I was 19 year old when I went to that doctor.
He scanned my uterus and told me I was pregnant with twins.
Walking down the street some minutes later Mother Earth spoke to me. See, I wanted to be a rock star and/or a detective journalist “but girl, I have other plans for you” she said.
It was the first spiritual experience I identify as a spiritual experience.
Previous spiritual experiences had simply been just life. Reality.  Sure. I´m experienced. I´ve seen all kinds of crazy but that time on the street it was different. So clear.
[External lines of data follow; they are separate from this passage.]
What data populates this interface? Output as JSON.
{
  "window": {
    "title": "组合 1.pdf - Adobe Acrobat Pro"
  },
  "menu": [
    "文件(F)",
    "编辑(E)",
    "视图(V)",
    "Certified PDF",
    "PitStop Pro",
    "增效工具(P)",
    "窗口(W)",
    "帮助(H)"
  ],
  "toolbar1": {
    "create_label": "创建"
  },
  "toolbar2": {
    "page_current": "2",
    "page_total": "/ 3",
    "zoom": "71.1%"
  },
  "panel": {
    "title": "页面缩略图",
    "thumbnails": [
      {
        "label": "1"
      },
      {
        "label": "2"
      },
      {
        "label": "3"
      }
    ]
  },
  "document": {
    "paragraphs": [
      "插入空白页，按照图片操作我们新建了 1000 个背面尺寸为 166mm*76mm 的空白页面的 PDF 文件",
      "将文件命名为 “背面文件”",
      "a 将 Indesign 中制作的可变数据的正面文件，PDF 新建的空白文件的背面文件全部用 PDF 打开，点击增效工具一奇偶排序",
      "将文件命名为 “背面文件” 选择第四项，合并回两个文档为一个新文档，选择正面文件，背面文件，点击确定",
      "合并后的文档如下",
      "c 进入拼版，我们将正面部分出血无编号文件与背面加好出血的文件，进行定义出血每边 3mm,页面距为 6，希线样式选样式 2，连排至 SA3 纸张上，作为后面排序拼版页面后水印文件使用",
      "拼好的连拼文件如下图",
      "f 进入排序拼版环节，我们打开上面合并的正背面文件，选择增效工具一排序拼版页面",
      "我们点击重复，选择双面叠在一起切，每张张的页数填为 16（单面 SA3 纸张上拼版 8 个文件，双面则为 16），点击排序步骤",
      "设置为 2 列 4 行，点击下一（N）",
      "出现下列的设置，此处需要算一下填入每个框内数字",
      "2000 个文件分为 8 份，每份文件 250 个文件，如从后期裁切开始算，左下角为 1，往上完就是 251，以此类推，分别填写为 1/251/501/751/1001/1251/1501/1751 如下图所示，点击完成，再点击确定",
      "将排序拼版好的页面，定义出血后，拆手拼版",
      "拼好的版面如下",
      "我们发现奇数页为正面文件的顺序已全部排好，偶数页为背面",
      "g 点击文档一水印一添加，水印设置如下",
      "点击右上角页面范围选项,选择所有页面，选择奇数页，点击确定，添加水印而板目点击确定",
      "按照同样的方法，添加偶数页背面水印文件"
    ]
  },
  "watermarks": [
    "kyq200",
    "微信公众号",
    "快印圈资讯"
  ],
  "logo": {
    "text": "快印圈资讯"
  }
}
Sometimes I hear people speak of Mother Earth but I don´t think we´re talking about the same identity. To me she is not “nature” or “the planet” or some golden crystal consciousness. She just is.
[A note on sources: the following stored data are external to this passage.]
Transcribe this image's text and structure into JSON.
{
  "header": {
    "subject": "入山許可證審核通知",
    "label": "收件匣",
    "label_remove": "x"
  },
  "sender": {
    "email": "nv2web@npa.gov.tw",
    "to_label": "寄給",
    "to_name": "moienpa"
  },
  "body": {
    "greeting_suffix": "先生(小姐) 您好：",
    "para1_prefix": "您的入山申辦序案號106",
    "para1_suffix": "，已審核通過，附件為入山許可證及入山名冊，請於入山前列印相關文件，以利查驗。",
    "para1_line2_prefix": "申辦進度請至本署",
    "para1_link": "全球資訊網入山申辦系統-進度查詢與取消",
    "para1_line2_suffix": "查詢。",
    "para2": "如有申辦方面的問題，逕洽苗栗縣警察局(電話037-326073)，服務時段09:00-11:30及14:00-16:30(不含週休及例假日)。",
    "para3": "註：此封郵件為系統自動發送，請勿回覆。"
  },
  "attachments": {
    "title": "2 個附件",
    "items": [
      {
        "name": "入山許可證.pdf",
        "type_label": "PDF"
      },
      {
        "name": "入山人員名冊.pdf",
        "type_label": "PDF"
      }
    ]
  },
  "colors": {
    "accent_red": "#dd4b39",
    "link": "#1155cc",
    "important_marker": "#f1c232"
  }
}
Kind enough to let me know that my whole life would change, I would change, but it was all right because she had plans for me.
I was not senselessly drifting, wasting my life, no, I was to live a thousand lives in one life, I was to suck out the marrow of life (as one poet puts it)

Ever since then change has been more than my middle name. Deprogramming. Deconstruction. Building. Formatting.
Ever since.
Always.

Victoria is visiting us for a couple of days. A while ago she decided to become an adventurer. Now she´s working for a company in Holland who builds pirate ships and transports rum. Fairtrade. Emission free. She´s building a sailboat, maiden voyage in march, she won´t be home for christmas. Viking warrior.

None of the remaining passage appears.